Weekly Overview: Human Rights Situation in Mon State, Karen State, and Tanintharyi Region

July 10, 2023

HURFOM | July First Week

Human rights violations in Mon State continue to increase steadily. In the two and a half years since the attempted coup, military impunity is in every facet of life in Southeastern Burma. Civilians continue to carry the burden of their livelihoods being strained. Extortion is ongoing at checkpoints, and indiscriminate firing regularly threatens the safety of local people. The affiliation of the New Mon State Party (NMSP) to the junta has also caused divisions.

At the end of June, the 31st local military battalion launched indiscriminate artillery attacks on Kyouk Eye village, Khaw Zar Sub-township, Southern Ye Township, Mon State, killing a local woman. The NMSP visited the victims’ houses to offer financial support. However, local Mon people have criticized them for their conduct in this incident and are questioning their political stance with the junta:

“The revolutionary forces are active in the NMSP-controlled areas, and the military has also abused villagers there. They frequently shot and killed people, yet the NMSP has provided social and monetary support to families to make them look like a charity group.

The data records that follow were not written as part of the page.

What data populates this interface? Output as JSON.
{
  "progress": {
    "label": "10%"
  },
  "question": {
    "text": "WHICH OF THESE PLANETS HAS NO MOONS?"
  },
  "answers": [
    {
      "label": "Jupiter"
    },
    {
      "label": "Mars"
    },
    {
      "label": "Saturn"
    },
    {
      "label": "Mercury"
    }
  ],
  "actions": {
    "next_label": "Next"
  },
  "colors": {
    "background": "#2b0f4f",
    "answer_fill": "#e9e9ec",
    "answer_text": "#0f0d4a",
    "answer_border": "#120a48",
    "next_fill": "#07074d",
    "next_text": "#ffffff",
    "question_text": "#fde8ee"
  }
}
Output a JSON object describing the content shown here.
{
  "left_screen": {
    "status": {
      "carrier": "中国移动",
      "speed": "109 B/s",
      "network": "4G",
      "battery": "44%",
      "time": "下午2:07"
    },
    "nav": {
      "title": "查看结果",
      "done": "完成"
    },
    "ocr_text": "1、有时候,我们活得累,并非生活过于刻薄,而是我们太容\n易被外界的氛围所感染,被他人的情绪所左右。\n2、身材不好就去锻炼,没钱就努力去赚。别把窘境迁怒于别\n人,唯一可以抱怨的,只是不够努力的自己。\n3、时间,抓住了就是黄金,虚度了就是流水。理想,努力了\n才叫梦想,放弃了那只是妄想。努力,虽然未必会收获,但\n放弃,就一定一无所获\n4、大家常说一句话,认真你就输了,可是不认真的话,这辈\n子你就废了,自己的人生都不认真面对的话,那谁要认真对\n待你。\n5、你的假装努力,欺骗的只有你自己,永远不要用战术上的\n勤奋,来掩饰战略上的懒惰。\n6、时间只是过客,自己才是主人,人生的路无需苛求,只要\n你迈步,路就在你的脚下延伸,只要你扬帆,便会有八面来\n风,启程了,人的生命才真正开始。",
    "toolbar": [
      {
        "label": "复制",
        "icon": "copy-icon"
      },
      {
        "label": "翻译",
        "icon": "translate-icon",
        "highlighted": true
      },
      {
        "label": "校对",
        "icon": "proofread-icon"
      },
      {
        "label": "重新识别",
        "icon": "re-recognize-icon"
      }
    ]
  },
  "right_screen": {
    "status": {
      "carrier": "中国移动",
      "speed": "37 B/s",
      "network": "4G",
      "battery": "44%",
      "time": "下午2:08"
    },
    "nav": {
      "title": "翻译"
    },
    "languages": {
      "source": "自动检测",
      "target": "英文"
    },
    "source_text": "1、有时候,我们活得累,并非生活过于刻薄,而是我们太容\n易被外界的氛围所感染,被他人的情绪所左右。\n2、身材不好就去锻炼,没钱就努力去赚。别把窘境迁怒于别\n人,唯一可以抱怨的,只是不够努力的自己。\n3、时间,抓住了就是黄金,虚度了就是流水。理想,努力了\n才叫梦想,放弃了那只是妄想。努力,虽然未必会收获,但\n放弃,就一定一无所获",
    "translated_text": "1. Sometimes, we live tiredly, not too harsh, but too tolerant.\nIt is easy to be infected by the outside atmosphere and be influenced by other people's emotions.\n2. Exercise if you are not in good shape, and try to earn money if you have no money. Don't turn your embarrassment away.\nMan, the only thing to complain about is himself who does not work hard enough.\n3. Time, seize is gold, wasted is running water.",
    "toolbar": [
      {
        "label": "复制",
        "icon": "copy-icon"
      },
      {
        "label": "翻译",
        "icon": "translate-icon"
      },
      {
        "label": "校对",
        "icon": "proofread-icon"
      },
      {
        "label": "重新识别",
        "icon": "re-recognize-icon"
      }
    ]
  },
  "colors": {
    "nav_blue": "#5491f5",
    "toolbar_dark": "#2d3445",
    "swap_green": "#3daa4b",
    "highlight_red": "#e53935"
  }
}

They must stand with their people and reject the military,” said a local villager from Khaw Zar Township.

Since June 15, the Karen National Liberation Army (KNLA) and the People’s Defense Forces (PDF) have controlled parts of the Thanbyuzayat – Ye – Dawei Highway Road. After June 20, in some Mon villages where the joint forces of the KNLA and the PDF are active, the troops have pulled down the country’s flag and replaced it with the flag of the Karen National Union (KNU), according to a source from Thanbyuzayat Township.

“The NMSP behaves the same way in both cases where people were killed in Kan Ne village (Kaw Ka Rate Township, Karen State) and Ye Township. The party just gave monetary support and released statements. We don’t see their response militarily. To satisfy people, an armed revolution group must militarily protect its people,” said a villager from Phar Lane region, Southern Ye Township.

Armed clashes have frequently occurred in Southern Ye Township, leaving local fruit plantation owners unable to go:

“About one-third of our durians are left to harvest, and there are mangosteens and rambutans to be harvested for the second time. Plantation owners dare not go to their plantations. They are afraid to stay and work, so they have been abandoned,” said a durian plantation owner.

Plantation owners are facing a substantial financial loss: “The economy of Ye has depended on fruit plantations, and now we cannot go. Our livelihoods are being destroyed. We have a bad economy and a high commodity price, so we’ll surely be in trouble.” Burmese soldiers and other thieves pluck fruits from nearby plantations without permission from the owners.

In addition, violence is having a devastating impact on civilians. Five residents of East Mawton village in Tanintharyi were struck and injured when the junta military opened artillery fire without a fight.  On 3 July, between 9 and 10 PM, the junta artillery battalion in Tanintharyi Township fired more than 20 rounds in surrounding villages. There was no armed conflict happening at the time of the attack.

Artillery Battalion 306, based in East Mawton village, fired many artillery weapons toward East Mawton, West Mawton, Zalon Pyin Yo, and Ak Daw Kang. Due to the shooting, the mortar shells hit a woman in East Mawton village, three men, and another woman from a nearby house.